One analyst says Intel wouldn't bill the new chips as StrongARM killers because it could damage sales of existing devices using StrongARM chips, including Hewlett-Packard's Jornada and Compaq's iPaq.

"The announcement was delayed until this time because companies like HP and Compaq didn't want Intel to make this announcement a month ago at CES," says Todd Kort, principal analyst with Gartner, referring to the Consumer Electronics Show in Las Vegas. Had Intel announced the XScale chips at CES, it could have damaged sales of existing devices, Kort says.

The XScale chips are built using the 0.18-micron manufacturing progress, which means they can be built in any of Intel's plants that make processors of the same size, including some of its Pentium III and Pentium 4 families. StrongARM chips are larger 0.35-micron chips, so production is limited to plants that use that technology; none of Intel's PC processors use that technology.

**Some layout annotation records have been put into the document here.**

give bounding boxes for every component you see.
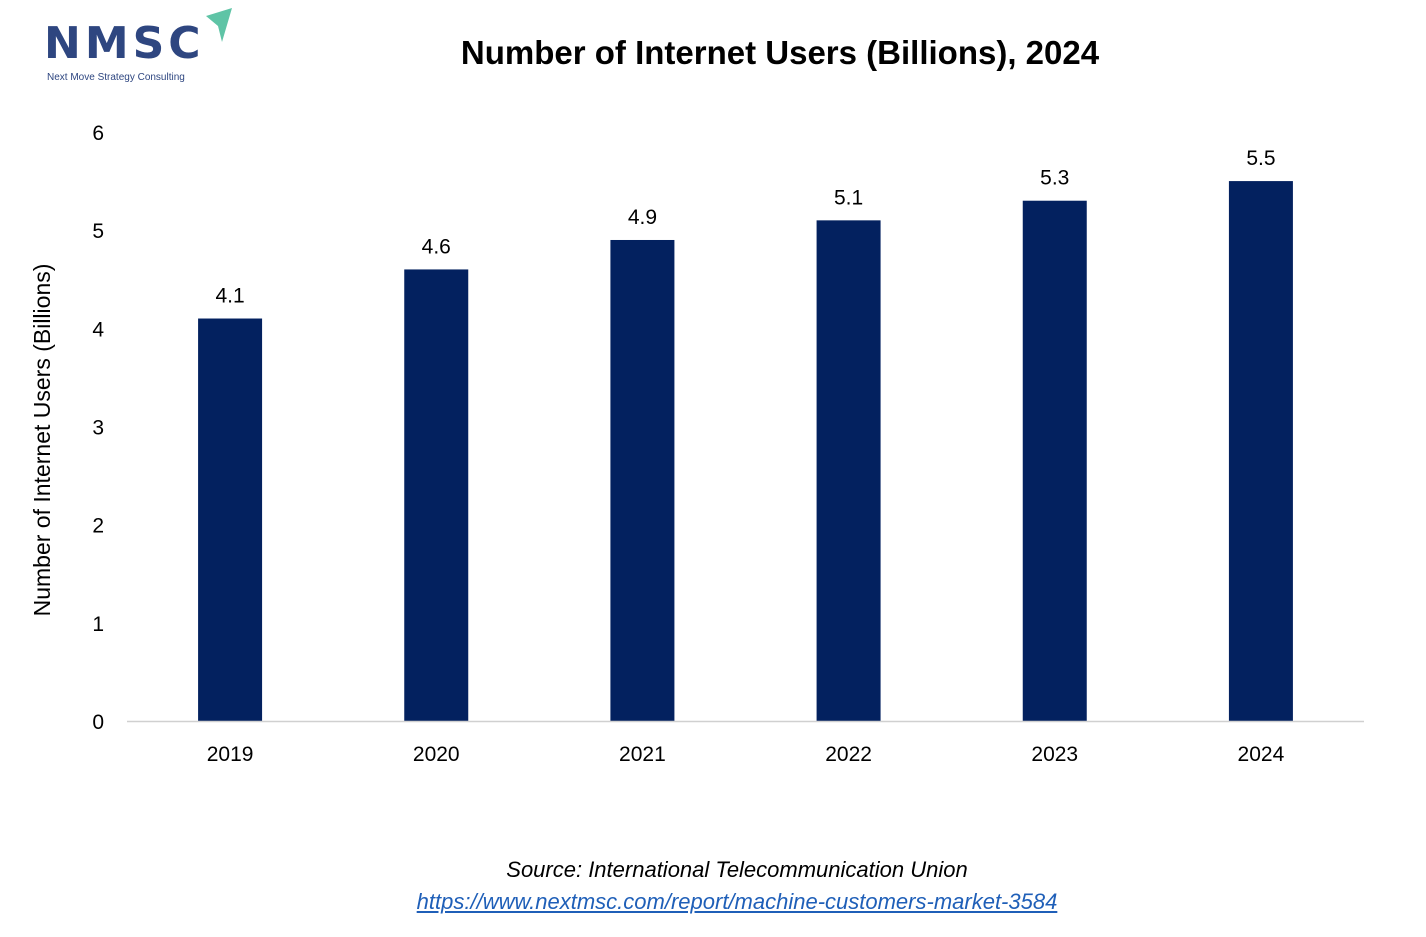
bar-2024 [1228, 181, 1293, 722]
brand-logo: NMSC Next Move Strategy Consulting [44, 8, 244, 88]
chart-title: Number of Internet Users (Billions), 202… [460, 34, 1100, 71]
x-tick-label: 2023 [1031, 743, 1078, 766]
bar-2023 [1022, 200, 1087, 721]
x-tick-label: 2021 [619, 743, 666, 766]
y-tick-label: 5 [92, 220, 104, 243]
bar-2019 [198, 318, 263, 721]
data-label: 5.3 [1040, 167, 1069, 190]
source-note: Source: International Telecommunication … [506, 857, 968, 882]
data-label: 4.1 [215, 285, 244, 308]
data-label: 4.6 [422, 235, 451, 258]
y-tick-label: 6 [92, 122, 104, 145]
x-tick-label: 2022 [825, 743, 872, 766]
y-tick-label: 4 [92, 318, 104, 341]
data-label: 5.1 [834, 186, 863, 209]
x-tick-label: 2024 [1238, 743, 1285, 766]
bar-2020 [404, 269, 469, 721]
x-tick-label: 2019 [207, 743, 254, 766]
bar-2021 [610, 239, 675, 721]
logo-wordmark: NMSC [44, 18, 205, 69]
y-tick-label: 0 [92, 711, 104, 734]
y-tick-label: 3 [92, 417, 104, 440]
logo-subtitle: Next Move Strategy Consulting [47, 72, 185, 83]
data-label: 4.9 [628, 206, 657, 229]
data-label: 5.5 [1246, 147, 1275, 170]
bar-2022 [816, 220, 881, 721]
y-tick-label: 1 [92, 613, 104, 636]
x-tick-label: 2020 [413, 743, 460, 766]
y-axis-label: Number of Internet Users (Billions) [29, 264, 55, 617]
report-link[interactable]: https://www.nextmsc.com/report/machine-c… [416, 889, 1058, 914]
logo-arrow-icon [206, 8, 232, 42]
y-tick-label: 2 [92, 515, 104, 538]
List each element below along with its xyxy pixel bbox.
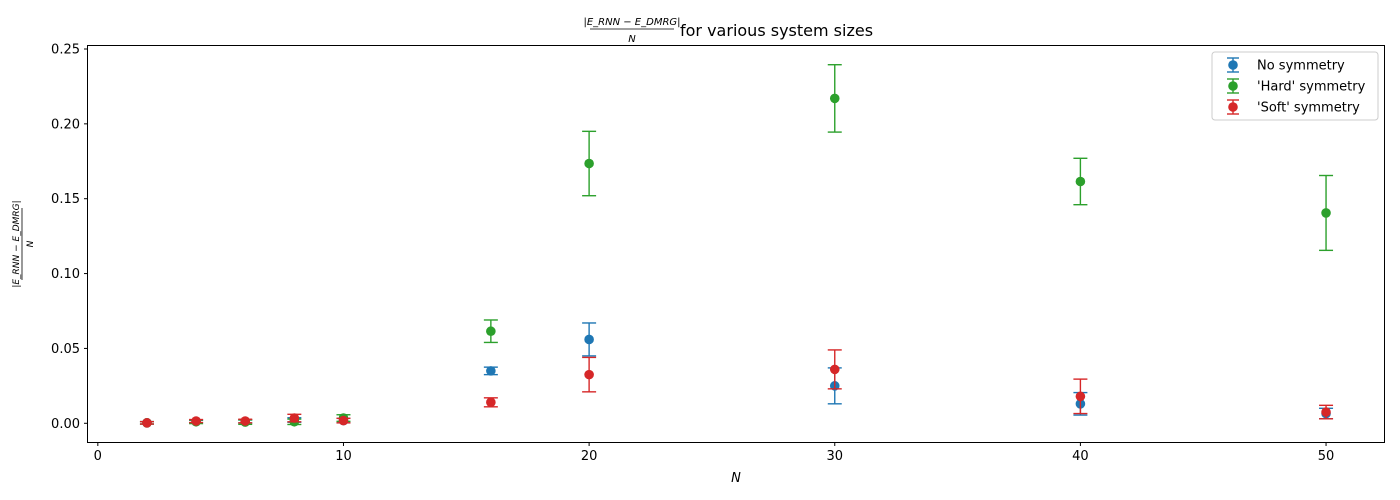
data-point	[486, 397, 496, 408]
series-2	[139, 349, 1334, 428]
x-tick-label: 0	[94, 449, 102, 464]
title-denominator: N	[628, 34, 636, 45]
legend-item-2: 'Soft' symmetry	[1227, 99, 1360, 116]
chart-title: |E_RNN − E_DMRG| N for various system si…	[583, 17, 873, 45]
data-point	[338, 415, 349, 426]
x-tick-label: 10	[335, 449, 352, 464]
data-point	[486, 326, 496, 337]
ticks-layer: 0 10 20 30 40 50 0.00 0.05 0.10 0.15 0.20 0.25	[51, 42, 1334, 464]
legend-item-1: 'Hard' symmetry	[1227, 78, 1366, 95]
data-point	[191, 416, 201, 426]
data-point	[1075, 391, 1086, 402]
data-point	[486, 366, 496, 376]
plot-frame	[87, 45, 1385, 443]
legend-marker	[1228, 81, 1238, 91]
data-point	[584, 369, 594, 380]
legend-box	[1211, 51, 1379, 121]
data-point	[142, 418, 152, 428]
legend-marker	[1228, 102, 1238, 112]
data-point	[240, 416, 251, 426]
legend: No symmetry 'Hard' symmetry 'Soft' symmetr…	[1211, 51, 1379, 121]
x-tick-label: 20	[581, 449, 598, 464]
y-tick-label: 0.15	[51, 192, 80, 207]
x-tick-label: 40	[1072, 449, 1089, 464]
y-tick-label: 0.20	[51, 117, 80, 132]
legend-label: No symmetry	[1257, 59, 1345, 74]
legend-items: No symmetry 'Hard' symmetry 'Soft' symmetr…	[1227, 57, 1366, 116]
data-point	[584, 158, 594, 169]
y-tick-label: 0.25	[51, 42, 80, 57]
y-tick-label: 0.00	[51, 417, 80, 432]
data-point	[1321, 208, 1331, 218]
data-layer	[139, 64, 1334, 428]
title-suffix: for various system sizes	[680, 21, 873, 40]
data-point	[1075, 176, 1086, 187]
legend-label: 'Hard' symmetry	[1257, 80, 1366, 95]
ylabel-denominator: N	[26, 240, 36, 247]
ylabel-numerator: |E_RNN − E_DMRG|	[12, 200, 22, 287]
data-point	[1321, 407, 1331, 417]
data-point	[829, 93, 840, 104]
title-numerator: |E_RNN − E_DMRG|	[583, 17, 680, 28]
x-tick-label: 50	[1318, 449, 1335, 464]
data-point	[829, 364, 840, 375]
legend-marker	[1228, 60, 1238, 70]
x-axis-label: N	[731, 471, 741, 486]
y-axis-label: |E_RNN − E_DMRG| N	[12, 200, 36, 287]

In addition to having higher clock-speeds than StrongARM, the XScale family also consumes much less power. For example, the 300-MHz PXA250 consumes roughly half the power of the 206-MHz StrongARM SA-1110, which is used in PDAs such as Compaq's iPaq and HP's Jornada.

The new processor family from Intel will be one of three that will power future devices running PalmSource's new operating system, Palm OS 5. Motorola and Texas Instruments will also make chips for these Palm OS 5-based devices.

Speed, Efficiency Offered

Gartner's Kort says the offerings from all three chip companies could bring Palm-based devices up to par in terms of performance with devices based on Microsoft's competing Pocket PC platform. "Palm has significantly closed the gap on the Pocket PC folks," Kort says. "But what this will do to Palm is that new devices will probably cost somewhat the same as Pocket PC devices do today." Kort says the new chips will bring advantages like faster processors and more memory to the devices, but at the expense of knocking the price up into the $400 range.

Both of the two new XScale processors also include support for a "turbo mode" feature that lets them change clock speed on the fly to preserve battery power, Rogers says. For example, if a device using a 400-MHz chip is downloading a video file it can preserve power by running at 200 MHz, but jump up to 400-MHz to view the video, he says. Intel also added its Media Processing Technology to the chips, designed to increase the quality of audio, video and gaming applications, he says.

While Intel says the first products using the processors will hit the market in the middle of this year, Gartner's Kort says that these chips could appear in products much sooner. "I think Intel is doing its big licensees a favor by saying mid-2002," he says. "It protects [licensees] and they're going to beat [availability] expectations this way."

Kort says the first device using the processor to become available will likely be the Pocket LOOX from Germany's Fujitsu Siemens, which is expected to launch at next month's CeBIT trade show in Germany.